Opportunistic infections such as cytomegalovirus (CMV) reactivation and invasive fungal disease (IFD) cause significant morbidity and mortality to recipients of hematopoietic stem cell transplant (HSCT). We aimed to characterize the risk and relationship of CMV reactivation post-HSCT to IFD in the current era of CMV viral load monitoring using highly sensitive plasma DNA. A multicenter, retrospective, cohort study was conducted of consecutive patients undergoing allogeneic HSCT from January 2006 to December 2010 in Melbourne, Australia. CMV reactivation was defined as detection of plasma CMV DNA ≥ 546 IU/mL or development of CMV disease. IFD was classified in accordance with current international consensus guidelines. Of the 419 study participants, the median age was 44 years (IQR, 34 to 54), and CMV reactivation occurred in 106 participants (25%) at a median time of 56 days (IQR, 45 to 79).

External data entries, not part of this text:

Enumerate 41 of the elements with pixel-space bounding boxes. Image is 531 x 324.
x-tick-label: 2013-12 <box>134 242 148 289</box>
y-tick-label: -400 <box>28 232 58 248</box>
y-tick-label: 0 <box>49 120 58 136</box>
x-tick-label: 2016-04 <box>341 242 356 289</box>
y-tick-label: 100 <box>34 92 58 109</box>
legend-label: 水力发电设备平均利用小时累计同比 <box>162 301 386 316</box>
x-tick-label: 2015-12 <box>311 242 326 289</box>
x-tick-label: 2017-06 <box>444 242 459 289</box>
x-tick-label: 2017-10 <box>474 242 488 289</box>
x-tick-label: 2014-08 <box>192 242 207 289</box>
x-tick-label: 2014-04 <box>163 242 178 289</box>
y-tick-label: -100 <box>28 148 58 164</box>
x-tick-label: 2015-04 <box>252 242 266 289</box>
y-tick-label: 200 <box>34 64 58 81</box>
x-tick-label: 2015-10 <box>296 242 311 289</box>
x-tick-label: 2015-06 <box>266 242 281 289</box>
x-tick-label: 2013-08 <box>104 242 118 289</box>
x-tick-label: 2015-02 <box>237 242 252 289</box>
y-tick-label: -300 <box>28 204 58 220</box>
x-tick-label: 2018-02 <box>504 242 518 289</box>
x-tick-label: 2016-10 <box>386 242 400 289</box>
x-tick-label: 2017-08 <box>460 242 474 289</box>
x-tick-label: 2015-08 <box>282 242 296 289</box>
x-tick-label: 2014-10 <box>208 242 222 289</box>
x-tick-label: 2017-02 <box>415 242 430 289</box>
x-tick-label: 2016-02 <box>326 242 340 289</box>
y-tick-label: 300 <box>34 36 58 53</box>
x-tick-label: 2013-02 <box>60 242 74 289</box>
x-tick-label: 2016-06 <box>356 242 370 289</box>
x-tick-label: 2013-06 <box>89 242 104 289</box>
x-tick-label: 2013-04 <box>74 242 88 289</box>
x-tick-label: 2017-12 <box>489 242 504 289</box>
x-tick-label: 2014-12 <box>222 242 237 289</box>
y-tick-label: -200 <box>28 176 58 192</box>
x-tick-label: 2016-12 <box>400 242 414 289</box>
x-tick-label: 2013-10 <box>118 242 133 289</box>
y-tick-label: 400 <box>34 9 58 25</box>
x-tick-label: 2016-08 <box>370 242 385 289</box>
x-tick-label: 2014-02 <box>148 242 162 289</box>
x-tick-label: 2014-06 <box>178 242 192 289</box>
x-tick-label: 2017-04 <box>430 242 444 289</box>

Thirty-eight participants (9.1%) were identified with 41 cases of IFD (n = 22 proven, n = 8 probable, n = 11 possible) at a median time of 76 days (IQR, 24 to 344). The incidence of IFD was higher in participants with CMV reactivation compared with no CMV reactivation (15% versus 7%, P = .012). In a multivariate analysis CMV reactivation remained an independent risk factor for IFD (hazard ratio, 3.7; 95% CI, 1.6 to 8.5; P = .002). The cumulative incidence of all IFD in patients with and without CMV reactivation using a competing risk regression was a hazard ratio of 2.2 (95% CI, 1.2 to 4.1; P = .017) and for late-onset IFD was a hazard ratio of 3.95 (95% CI, 1.7 to 9; P = .001). The median time to IFD onset was longer in participants with than without CMV reactivation (184 versus 37 days, P = .03). The peak viral load, detection of any level of viremia, and experiencing more than 1 episode of CMV reactivation were not associated with development of IFD. CMV reactivation in HSCT recipients in the post-transplant period is associated with an increased risk of developing late-onset IFD. Further research is warranted to understand the interaction between these 2 important infectious complications.